Speaking after her questioning of the PM, Ms Jones said: "David Cameron's assured us time and time again that we would not see a re-run of bankers being able to take home obscenely high bonuses while ordinary, hard-working families are feeling the pinch.
"Either the Prime Minister couldn't care less about the situation or he is absolutely useless at his job. As the gap between those on City bonuses and everyone else gets wider and wider, I don't think most people in Britain will believe his claim that we are all in this together."
Response from Mark Isherwood AM:
When local Labour MP Susan Elan Jones used Llanblogger to attack the Prime Minister after she questioned him over bankers' bonuses on 6th November, she omitted to share his response:
“The point the hon. Lady should bear in mind is that bonuses were 85% higher when the shadow Chancellor was sitting in the Treasury. In fact, we inherited a situation where cleaners were paying higher tax rates than the hedge fund managers they were working for”.
When Gordon Brown opened Lehman Brothers’ London headquarters in 2004, he told Lehman bankers, 'I would like to pay tribute to the contribution you and your company make to the prosperity of Britain.’
The Financial Services Authority’s report, 'The failure of the Royal Bank of Scotland’, refers by name to Messrs Blair and Brown and the current Shadow Chancellor, Ed Balls and details the “sustained political emphasis on the need for the Financial Services Authority to be ‘light touch’ in its approach”.

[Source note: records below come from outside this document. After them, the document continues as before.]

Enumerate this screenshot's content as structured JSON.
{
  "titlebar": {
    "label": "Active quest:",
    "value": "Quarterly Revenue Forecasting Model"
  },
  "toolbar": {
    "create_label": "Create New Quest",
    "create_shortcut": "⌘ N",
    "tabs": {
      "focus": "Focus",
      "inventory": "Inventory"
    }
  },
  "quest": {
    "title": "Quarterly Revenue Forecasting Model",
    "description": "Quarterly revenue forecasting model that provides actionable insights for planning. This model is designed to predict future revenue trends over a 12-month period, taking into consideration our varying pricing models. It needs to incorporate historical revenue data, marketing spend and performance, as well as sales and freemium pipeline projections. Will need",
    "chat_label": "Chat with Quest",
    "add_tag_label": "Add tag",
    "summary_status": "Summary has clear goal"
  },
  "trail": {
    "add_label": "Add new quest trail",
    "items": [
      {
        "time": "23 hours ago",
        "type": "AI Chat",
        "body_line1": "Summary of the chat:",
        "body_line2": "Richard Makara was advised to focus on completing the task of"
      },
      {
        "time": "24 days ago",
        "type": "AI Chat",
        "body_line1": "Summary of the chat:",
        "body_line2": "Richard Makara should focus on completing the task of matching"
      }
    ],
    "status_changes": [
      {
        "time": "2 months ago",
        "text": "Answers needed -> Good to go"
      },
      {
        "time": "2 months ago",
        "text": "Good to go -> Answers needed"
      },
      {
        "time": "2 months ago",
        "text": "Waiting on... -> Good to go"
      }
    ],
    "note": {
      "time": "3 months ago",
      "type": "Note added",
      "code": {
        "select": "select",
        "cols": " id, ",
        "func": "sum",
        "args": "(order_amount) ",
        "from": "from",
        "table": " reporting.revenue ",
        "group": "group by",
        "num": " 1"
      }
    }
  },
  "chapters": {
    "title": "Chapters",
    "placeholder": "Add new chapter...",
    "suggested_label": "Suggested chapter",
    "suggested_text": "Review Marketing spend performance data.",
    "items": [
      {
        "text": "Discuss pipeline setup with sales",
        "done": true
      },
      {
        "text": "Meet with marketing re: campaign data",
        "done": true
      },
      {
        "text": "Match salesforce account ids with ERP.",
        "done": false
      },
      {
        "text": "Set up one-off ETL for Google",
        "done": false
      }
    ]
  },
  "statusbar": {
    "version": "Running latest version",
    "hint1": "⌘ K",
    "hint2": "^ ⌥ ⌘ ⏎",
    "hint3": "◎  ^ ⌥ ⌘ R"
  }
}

The National Audit Office reported that the Mr Brown’s Treasury was warned three years before Northern Rock nearly went bust that it needed to set up emergency plans to handle a banking crisis, but did nothing about it.
The former Labour UK Government also ignored a warning on the 12th July 2006 by the Bank of England about the ‘devastating consequences’ and potential damage a credit crunch and a collapse in asset prices could cause to the economy and financial system and which expressed its concern about the complex and risky financial instruments devised by banks and hedge funds.
We are still living with the consequences to-day.